随着信息技术的发展和公众对艺术观赏需求的增大,数字博物馆等在线平台逐渐提供了海量的绘画图像,方便了公众对绘画的获取和观赏。但与此同时,海量的绘画图像也为其系统化、智能化的管理带来了挑战。在此背景下,绘画图像描述任务应运而生,旨在根据绘画图像自动生成文本形式的人类自然语言,将图像模态转化为文本模态信息来描述绘画图像的内容和情感信息,在绘画图像智能大模型构建以及自动分类和检索等任务上具有重要的理论和应用价值。但目前,绘画图像描述的关键技术研究仍处于起步阶段,面临着标注数据稀缺、内容和情感信息难以提取等问题,亟需在训练数据构建、内容和情感特征学习等方面进行更深入的研究。

近年来,针对绘画图像描述等多模态感知任务,研究者们提出了诸多基于机器学习和深度学习的研究方法。其中,平行学习是基于平行系统思想提出的一种机器学习理论框架,设计了描述学习、预测学习和引导学习三种主要学习方法。具体地,平行学习理论通过描述学习构建与实际系统相对应的人工系统,利用预测学习在人工系统中进行计算实验,利用引导学习促进实际系统的数据生成和模型推理,为绘画图像描述中的训练数据构建、内容和情感特征学习等问题提供了可行方法。

面对绘画图像这一研究对象,针对绘画图像描述任务中存在的标注数据稀缺、内容特征难以提取和情感特征难以提取的问题,本文分别基于描述学习、预测学习和引导学习进行了研究。主要工作如下:

(1)基于描述学习与虚实独立正则化的绘画图像内容描述。为了应对绘画图像内容描述中训练数据稀少的问题,当前研究主要采用图文交叉索引和模板化填充等方法进行研究,其输出文字在灵活性和多样性上存在不足。描述学习能够根据真实数据构建人工系统,从而产生带标注的虚拟数据。基于描述学习的思想,本文提出了基于艺术风格迁移的虚拟绘画数据集生成方法,将艺术风格迁移作为人工系统中的计算实验方法,构建了用于生成虚拟绘画图像的人工系统,缓解了绘画图像训练数据稀缺的问题以及对真实绘画训练数据的依赖。同时,由于自然图像和虚拟绘画图像具有不同的风格,在进行联合训练时,二者在风格特征上的数据分布差异限制了模型性能。为此,本文提出了虚实独立正则化的模型训练方法,对自然图像和虚拟绘画图像使用独立的正则化层进行特征提取和训练。最后,在真实绘画数据集上对模型性能进行评估,实验结果表明,相比于几种主流的图像描述模型,该模型具有较优的性能指标,在BLEU4、CIDEr和SPICE指标上相比于基线模型分别提升了26.08%、2.78%和12.96%。

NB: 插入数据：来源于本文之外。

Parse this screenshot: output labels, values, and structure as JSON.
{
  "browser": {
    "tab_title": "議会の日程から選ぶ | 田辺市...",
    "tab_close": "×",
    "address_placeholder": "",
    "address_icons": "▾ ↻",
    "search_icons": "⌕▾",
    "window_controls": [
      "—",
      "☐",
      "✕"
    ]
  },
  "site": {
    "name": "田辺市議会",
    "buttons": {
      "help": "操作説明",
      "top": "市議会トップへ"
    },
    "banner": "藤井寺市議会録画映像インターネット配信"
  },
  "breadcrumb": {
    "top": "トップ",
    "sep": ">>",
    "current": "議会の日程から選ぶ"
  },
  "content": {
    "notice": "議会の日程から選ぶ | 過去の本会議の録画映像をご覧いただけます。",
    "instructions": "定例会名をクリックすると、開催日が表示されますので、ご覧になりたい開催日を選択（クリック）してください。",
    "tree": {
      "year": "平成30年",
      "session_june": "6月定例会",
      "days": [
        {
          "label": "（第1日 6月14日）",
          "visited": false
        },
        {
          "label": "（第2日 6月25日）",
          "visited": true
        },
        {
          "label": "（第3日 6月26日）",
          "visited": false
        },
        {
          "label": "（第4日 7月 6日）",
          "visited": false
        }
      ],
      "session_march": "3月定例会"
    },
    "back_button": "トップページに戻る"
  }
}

(2)基于预测学习与虚实语义对齐的绘画图像内容描述。绘画图像常具有抽象、变形和艺术化等特点,因而其内容特征难以提取,导致传统的绘画图像内容描述模型在描述性能和数据利用效率上存在不足。预测学习能够利用人工系统中的计算实验及其与实际系统间的交互来提升平行系统中模型的性能,为应对以上问题提供了契机。基于预测学习的思想,根据虚拟绘画图像与对应的自然图像间内容语义信息的一致性,本文设计了一种虚实语义对齐的损失函数,并提出了虚实语义对齐的训练方法,进而构建了一个虚实语义对齐的绘画图像内容描述模型,利用自然图像特征提升绘画图像内容描述的性能。最后,在无监督和小样本两个数据稀缺模式下对该模型进行测试。公开数据集上的实验结果表明,相比于主流的图像描述模型,该模型具有更优的绘画图像描述性能,在BLEU4、CIDEr和SPICE评价指标上分别提升了14.38%、17.58%和16.60%。同时,该模型在数据利用效率和可解释性上均有较好的效果。

(3)基于引导学习与多级别虚拟数据的绘画图像情感描述。绘画图像情感描述是在内容描述基础上对绘画图像的进一步理解,其面临着情感特征难以提取和训练数据不够充足的挑战,本文以肖像画这一情感丰富的绘画题材为例进行了研究。引导学习能够通过虚拟数据引导机器学习模型的训练过程来提升模型的性能。基于引导学习的思想,本文从特征提取和模型训练两方面进行了方法设计。首先,当前研究主要使用内容导向的特征提取方法,包含的情感信息不够充足。为此,本文提出了情感信息增强的绘画图像特征提取方法,将人脸表情特征和人体姿态特征与传统的物体特征进行融合,从而为绘画图像情感描述提供更全面的情感相关信息。然后,由于当前研究存在训练数据不够充足的问题,模型容易在句子级别和单词级别出现过拟合的问题。为此,本文提出了多级别虚拟数据引导的训练方法。该方法根据真实绘画数据和绘画情感描述模型参数,通过句子级别和单词级别两方面的反馈信息生成虚拟数据,促进绘画情感描述模型获得有效和鲁棒的绘画情感描述性能。通过公开数据集对该模型进行测试,相比于几种主流的图像描述模型,该模型表现出了更优的绘画图像情感描述性能,在BLEU4、CIDEr和SPICE指标上相比于基线模型分别提升了7.19%、26.30%和31.99%。此外,辅助验证实验结果表明了该模型对图像扰动具备一定的鲁棒性。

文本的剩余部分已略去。